Félix Tournachon was born into a family of printers. In the 1840s, he moved in socialist, bohemian circles and adopted the pseudonym Nadar (from ‘Tourne à dard’, a nickname he gained because of his talent for caricature). Nadar would become extremely famous for Panthéon Nadar, a photographic panorama of contemporary French celebrities.
With this success, Nadar asked his younger brother Adrien Tournachon to apprentice for him. The duo collaborated for a short period of time, their most famous work together being the series of portraits of the mime artist Charles Deburau, illustrating various expressions, like Surprise and Terror. Nadar relied on his earlier study of medicine and neurology to accurately translate the emotions, and Adrien, with his interest in theatre, also played an important role.
Charles Deburau (and before him his father Baptiste) transformed the commedia dell’arte character Pierrot, a base and thieving knave, into a modern free agent whose clever, quicksilver maneuvering appealed not only to the lower classes but also to the literati. Gautier, Champfleury, Baudelaire, and George Sand saw Pierrot as a metaphor for the creative artist—autonomous, ironic, and endlessly imaginative.

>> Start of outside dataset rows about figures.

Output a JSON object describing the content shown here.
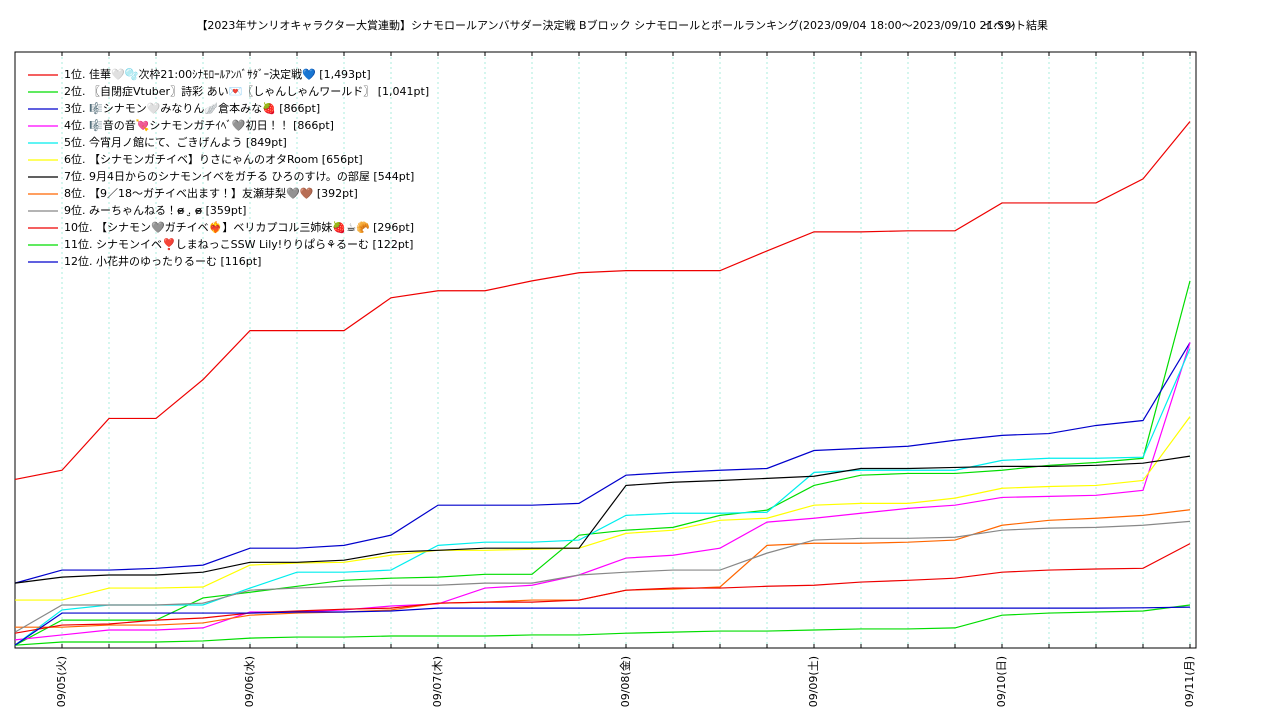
{
  "chart_data": {
    "type": "line",
    "title": "【2023年サンリオキャラクター大賞連動】シナモロールアンバサダー決定戦 Bブロック シナモロールとボールランキング(2023/09/04 18:00～2023/09/10 21:59)",
    "subtitle": "イベント結果",
    "categories": [
      null,
      "09/05(火)",
      null,
      null,
      null,
      "09/06(水)",
      null,
      null,
      null,
      "09/07(木)",
      null,
      null,
      null,
      "09/08(金)",
      null,
      null,
      null,
      "09/09(土)",
      null,
      null,
      null,
      "09/10(日)",
      null,
      null,
      null,
      "09/11(月)"
    ],
    "ylim": [
      0,
      1690
    ],
    "grid": true,
    "legend": "upper-left",
    "series": [
      {
        "name": "1位. 佳華🤍🫧次枠21:00ｼﾅﾓﾛｰﾙｱﾝﾊﾞｻﾀﾞｰ決定戦💙 [1,493pt]",
        "color": "#ee0000",
        "values": [
          478,
          504,
          651,
          651,
          761,
          900,
          900,
          900,
          993,
          1013,
          1013,
          1041,
          1064,
          1070,
          1070,
          1070,
          1126,
          1180,
          1180,
          1183,
          1183,
          1262,
          1262,
          1262,
          1330,
          1493
        ]
      },
      {
        "name": "2位. 〖自閉症Vtuber〗詩彩 あい💌〖しゃんしゃんワールド〗 [1,041pt]",
        "color": "#00dd00",
        "values": [
          8,
          79,
          79,
          79,
          142,
          158,
          175,
          192,
          198,
          201,
          209,
          209,
          320,
          334,
          342,
          376,
          391,
          461,
          490,
          495,
          495,
          504,
          518,
          526,
          538,
          1041
        ]
      },
      {
        "name": "3位. 🎼シナモン🤍みなりん🪽倉本みな🍓 [866pt]",
        "color": "#0000cc",
        "values": [
          184,
          221,
          221,
          226,
          235,
          283,
          283,
          291,
          320,
          405,
          405,
          405,
          410,
          490,
          498,
          504,
          509,
          560,
          566,
          572,
          589,
          603,
          608,
          631,
          645,
          866
        ]
      },
      {
        "name": "4位. 🎼音の音💘シナモンガチｲﾍﾞ🩶初日！！ [866pt]",
        "color": "#ff00ff",
        "values": [
          23,
          37,
          51,
          51,
          57,
          102,
          102,
          108,
          119,
          125,
          170,
          178,
          207,
          255,
          263,
          283,
          357,
          368,
          382,
          396,
          405,
          427,
          430,
          433,
          447,
          866
        ]
      },
      {
        "name": "5位. 今宵月ノ館にて、ごきげんよう [849pt]",
        "color": "#00eeee",
        "values": [
          8,
          108,
          122,
          122,
          122,
          170,
          215,
          215,
          221,
          291,
          300,
          300,
          306,
          376,
          382,
          382,
          385,
          498,
          504,
          504,
          504,
          532,
          538,
          538,
          541,
          849
        ]
      },
      {
        "name": "6位. 【シナモンガチイベ】りさにゃんのオタRoom [656pt]",
        "color": "#ffff00",
        "values": [
          136,
          136,
          170,
          170,
          173,
          235,
          241,
          243,
          263,
          277,
          277,
          280,
          283,
          325,
          334,
          362,
          368,
          405,
          410,
          410,
          425,
          453,
          458,
          461,
          475,
          656
        ]
      },
      {
        "name": "7位. 9月4日からのシナモンイベをガチる ひろのすけ。の部屋 [544pt]",
        "color": "#000000",
        "values": [
          184,
          201,
          207,
          207,
          215,
          243,
          243,
          249,
          272,
          277,
          283,
          283,
          283,
          461,
          470,
          475,
          481,
          487,
          509,
          509,
          512,
          515,
          515,
          518,
          524,
          544
        ]
      },
      {
        "name": "8位. 【9／18〜ガチイベ出ます！】友瀬芽梨🩶🤎 [392pt]",
        "color": "#ff6600",
        "values": [
          59,
          59,
          65,
          65,
          71,
          93,
          99,
          102,
          108,
          127,
          130,
          136,
          136,
          164,
          167,
          173,
          291,
          297,
          297,
          300,
          306,
          348,
          362,
          368,
          376,
          392
        ]
      },
      {
        "name": "9位. みーちゃんねる！ɞ̴̶̷ .̮ ɞ̴̶̷ [359pt]",
        "color": "#888888",
        "values": [
          45,
          122,
          122,
          122,
          127,
          164,
          170,
          175,
          178,
          178,
          184,
          184,
          207,
          215,
          221,
          221,
          269,
          306,
          311,
          311,
          314,
          334,
          340,
          342,
          348,
          359
        ]
      },
      {
        "name": "10位. 【シナモン🩶ガチイベ❤️‍🔥】ベリカプコル三姉妹🍓☕🥐 [296pt]",
        "color": "#ee0000",
        "values": [
          42,
          65,
          68,
          79,
          85,
          99,
          105,
          110,
          113,
          127,
          130,
          130,
          136,
          164,
          170,
          170,
          175,
          178,
          187,
          192,
          198,
          215,
          221,
          224,
          226,
          296
        ]
      },
      {
        "name": "11位. シナモンイベ❣️しまねっこSSW Lily!りりぱら⚘るーむ [122pt]",
        "color": "#00dd00",
        "values": [
          8,
          17,
          17,
          17,
          20,
          28,
          31,
          31,
          34,
          34,
          34,
          37,
          37,
          42,
          45,
          48,
          48,
          51,
          54,
          54,
          57,
          93,
          99,
          102,
          105,
          122
        ]
      },
      {
        "name": "12位. 小花井のゆったりるーむ [116pt]",
        "color": "#0000cc",
        "values": [
          8,
          99,
          99,
          99,
          99,
          99,
          102,
          102,
          105,
          113,
          113,
          113,
          113,
          113,
          113,
          113,
          113,
          113,
          113,
          113,
          113,
          113,
          113,
          113,
          114,
          116
        ]
      }
    ]
  }
}
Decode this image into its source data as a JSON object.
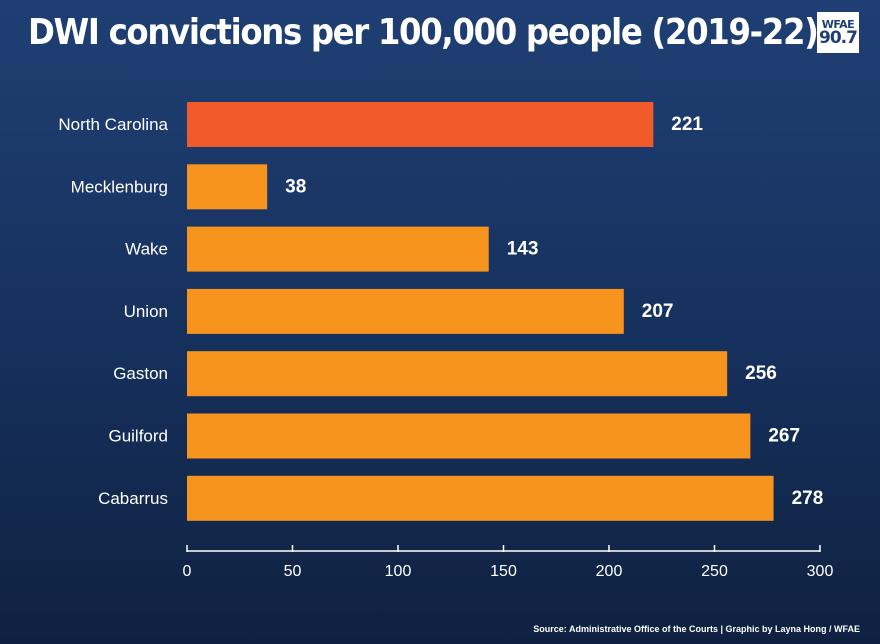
{
  "chart_data": {
    "type": "bar",
    "orientation": "horizontal",
    "title": "DWI convictions per 100,000 people (2019-22)",
    "categories": [
      "North Carolina",
      "Mecklenburg",
      "Wake",
      "Union",
      "Gaston",
      "Guilford",
      "Cabarrus"
    ],
    "values": [
      221,
      38,
      143,
      207,
      256,
      267,
      278
    ],
    "xlim": [
      0,
      300
    ],
    "xticks": [
      0,
      50,
      100,
      150,
      200,
      250,
      300
    ],
    "highlight_category": "North Carolina",
    "colors": {
      "highlight": "#f15a2b",
      "bar": "#f7941d",
      "text": "#ffffff",
      "axis": "#ffffff"
    },
    "grid": false,
    "legend": "none"
  },
  "logo": {
    "line1": "WFAE",
    "line2": "90.7"
  },
  "source": "Source: Administrative Office of the Courts | Graphic by Layna Hong / WFAE"
}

The Deburau series was an immediate hit and won a gold medal at the Universal Exposition of 1855; ironically, it was awarded not to Nadar but to his brother, who by then was operating under the name, “Nadar Jeune” and”Nadar jne”. The brothers acrimoniously split up, and in two lawsuits, Félix claimed exclusive rights to the pseudonym Nadar. Weaker Adrien, who was just the type of lovable rogue Pierrot represented, never recovered from the bitter trial which Félix finally won in 1859.